In this process of dismantling language, Dadaism intersects both the terrible rise of Nazism and the technical evolution of photography. It will be clear to anyone how, while Hitler’s dictatorial thought and power is making its way, it was complex for an artist to denounce and take a stand against the events triggered by Nazism. The Dadaist will to denounce finds a powerful answer precisely in the encounter with the new photographic language that, also subjected to the playful action typical of this current, leads to the composition of photographic fragments of different origins, thus giving rise to the photomontage. But the photomontage created by Dadaism is also imbued with the cunning and ironic irreverence typical of the bad boy: it uses, in fact, the same photographic materials designed and originally made as tools of the Nazi propaganda spread through the press. So that the denunciation is proffered by the same elements that constituted the propaganda. In short, Raoul Hausmannn (1886-1971), Hannah Höch (1889-1978) (1), John Heartfield (1891-1968), Max Ernst (1891-1976), etc., short-circuit the language of the regime, leading it to its opposite, an operation that in itself is of a biting irony, precisely because it dismantles the language of power from the inside, subverting its grammars and undermining its meanings and signifiers. In essence, if power manipulates truth to create its own propaganda, Dadaism manipulates the falsity of power to lead it back to truth.
Now, who belongs to my generation, and having an imaginary forcibly marked by television communication, has for years witnessed (in Italy) a similar process of short-circuiting of the media language. Maybe he didn’t do it consciously, but in fact he has enjoyed for years, and still today, a process of irreverent criticism of the statements produced by power through television broadcasting and quite similar, in the manner, to that originated many years before by Dadaism. This hereditary repetition was indeed able to originate precisely thanks to the previous Dadaism, to the point of constituting a greater diffusion and normalization of it. I am referring to the program created by Enrico Ghezzi (1952) and Marco Giusti (1953), Blob (2) on air since 1989, whose title is already a manifesto of his intentions. Some will remember the science fiction film of the same name (The Blob of 1958, directed by Irvin Shortess “Shorty” Yeaworth, Jr.), from which the program takes its title, where the Blob is made up of a shapeless and jelly-like mass that devours humans increasing its size from time to time and that, Ghezzi and Giusti, seem to put in parallel with the continuous flow of imaginary produced by television that devours and feeds on the minds of viewers and that, always through them, increases its volume of propagation and power.
(2) Blob, di tutto di più, in onda dal 17 aprile 1989
The program consists of a collage of excerpts from different television broadcasts: variety, news, quizzes, etc.. The sequentiality of the fragments orders a narrative inverse to the one of origin, so that Bruno Vespa, or whoever for him, reveals the truth hidden in the lie profused by the media.

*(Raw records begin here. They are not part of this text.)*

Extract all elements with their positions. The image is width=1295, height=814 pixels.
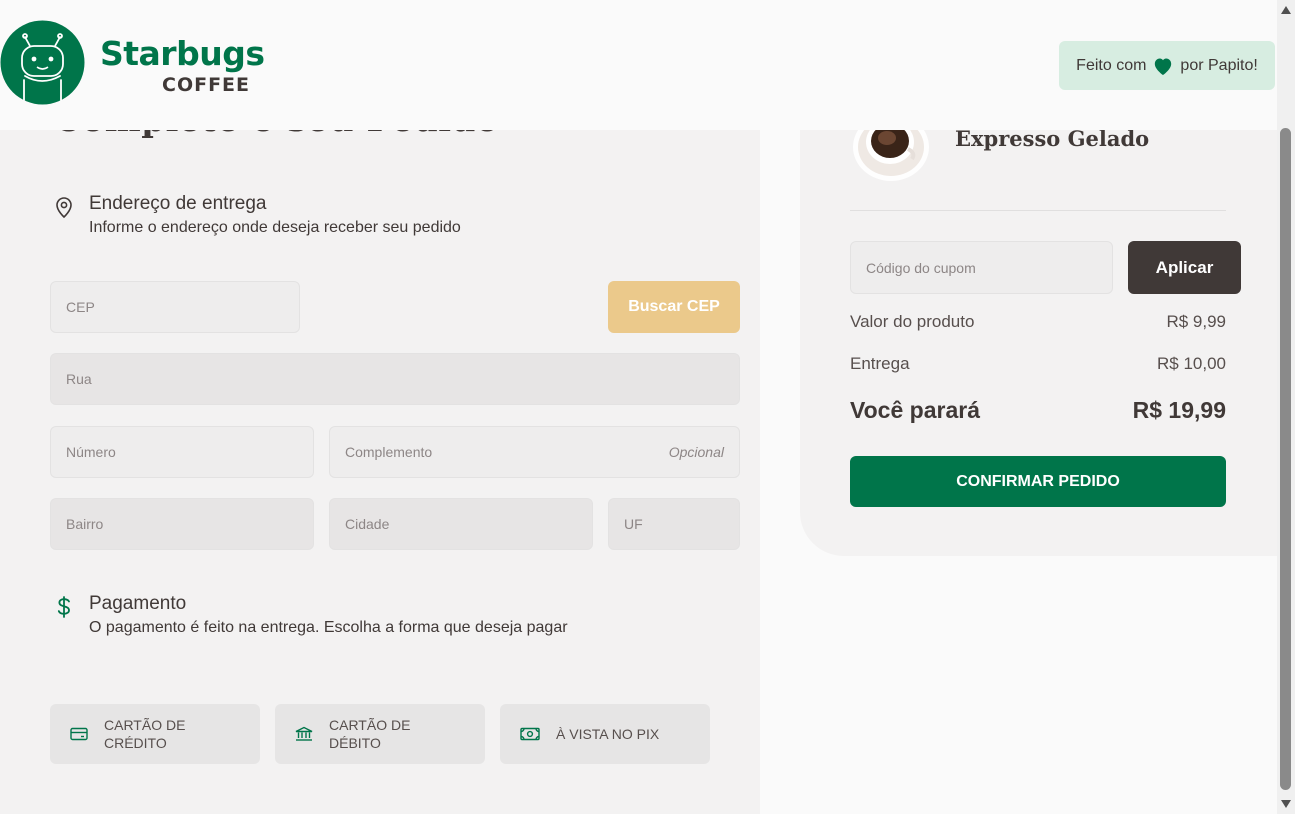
delivery-label: Entrega — [850, 354, 910, 373]
summary-row-delivery: Entrega R$ 10,00 — [850, 354, 1226, 374]
payment-pix-button[interactable]: À vista no Pix — [500, 704, 710, 764]
payment-debit-line1: Cartão de — [329, 717, 411, 733]
optional-hint: Opcional — [668, 444, 724, 460]
bairro-placeholder: Bairro — [66, 516, 104, 532]
payment-credit-button[interactable]: Cartão de crédito — [50, 704, 260, 764]
payment-credit-line1: Cartão de — [104, 717, 186, 733]
payment-section-header: Pagamento O pagamento é feito na entrega… — [52, 593, 568, 639]
total-amount: R$ 19,99 — [1132, 397, 1226, 423]
buscar-cep-button[interactable]: Buscar CEP — [608, 281, 740, 333]
heart-icon — [1155, 58, 1172, 75]
numero-placeholder: Número — [66, 444, 116, 460]
summary-row-total: Você parará R$ 19,99 — [850, 397, 1226, 424]
product-value-amount: R$ 9,99 — [1166, 312, 1226, 331]
apply-coupon-button[interactable]: Aplicar — [1128, 241, 1241, 294]
coupon-input[interactable]: Código do cupom — [850, 241, 1113, 294]
starbugs-logo-icon[interactable] — [0, 20, 85, 105]
rua-placeholder: Rua — [66, 371, 92, 387]
scroll-down-arrow-icon[interactable] — [1281, 800, 1291, 808]
summary-divider — [850, 210, 1226, 211]
cep-placeholder: CEP — [66, 299, 95, 315]
complemento-placeholder: Complemento — [345, 444, 433, 460]
page-scrollbar[interactable] — [1277, 0, 1295, 814]
rua-input[interactable]: Rua — [50, 353, 740, 405]
dollar-icon — [57, 596, 70, 618]
money-icon — [520, 727, 540, 741]
delivery-amount: R$ 10,00 — [1157, 354, 1226, 373]
numero-input[interactable]: Número — [50, 426, 314, 478]
address-subheading: Informe o endereço onde deseja receber s… — [89, 219, 461, 236]
brand-name: Starbugs — [100, 34, 265, 73]
uf-input[interactable]: UF — [608, 498, 740, 550]
map-pin-icon — [56, 197, 72, 219]
scroll-up-arrow-icon[interactable] — [1281, 6, 1291, 14]
coupon-placeholder: Código do cupom — [866, 259, 976, 276]
summary-row-product: Valor do produto R$ 9,99 — [850, 312, 1226, 332]
payment-credit-line2: crédito — [104, 735, 167, 751]
cep-input[interactable]: CEP — [50, 281, 300, 333]
address-section-header: Endereço de entrega Informe o endereço o… — [52, 193, 461, 239]
payment-pix-label: À vista no Pix — [556, 726, 660, 742]
complemento-input[interactable]: Complemento Opcional — [329, 426, 740, 478]
scroll-thumb[interactable] — [1280, 128, 1291, 790]
cidade-input[interactable]: Cidade — [329, 498, 593, 550]
confirm-order-button[interactable]: CONFIRMAR PEDIDO — [850, 456, 1226, 507]
address-heading: Endereço de entrega — [89, 193, 267, 214]
payment-heading: Pagamento — [89, 593, 187, 614]
product-value-label: Valor do produto — [850, 312, 975, 331]
payment-debit-button[interactable]: Cartão de débito — [275, 704, 485, 764]
total-label: Você parará — [850, 397, 980, 423]
bairro-input[interactable]: Bairro — [50, 498, 314, 550]
credit-card-icon — [70, 727, 88, 741]
cidade-placeholder: Cidade — [345, 516, 390, 532]
brand-subtitle: COFFEE — [162, 74, 251, 96]
badge-text-after: por Papito! — [1180, 56, 1258, 74]
site-header: Starbugs COFFEE Feito com por Papito! — [0, 0, 1277, 130]
badge-text-before: Feito com — [1076, 56, 1147, 74]
payment-subheading: O pagamento é feito na entrega. Escolha … — [89, 619, 568, 636]
made-with-love-badge: Feito com por Papito! — [1059, 41, 1275, 90]
bank-icon — [295, 726, 313, 741]
uf-placeholder: UF — [624, 516, 643, 532]
payment-debit-line2: débito — [329, 735, 381, 751]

Ghezzi and Giusti, therefore, have transposed an instrument of denunciation, and at the same time of resistance to the propaganda power, from one medium to another. They are certainly not the only ones to have practiced this type of operation: on closer inspection, in fact, television and advertising continuously draw on the linguistic subversions brought by art to maintain the high level of attention of users and to dress themselves in an innovation that is only apparent.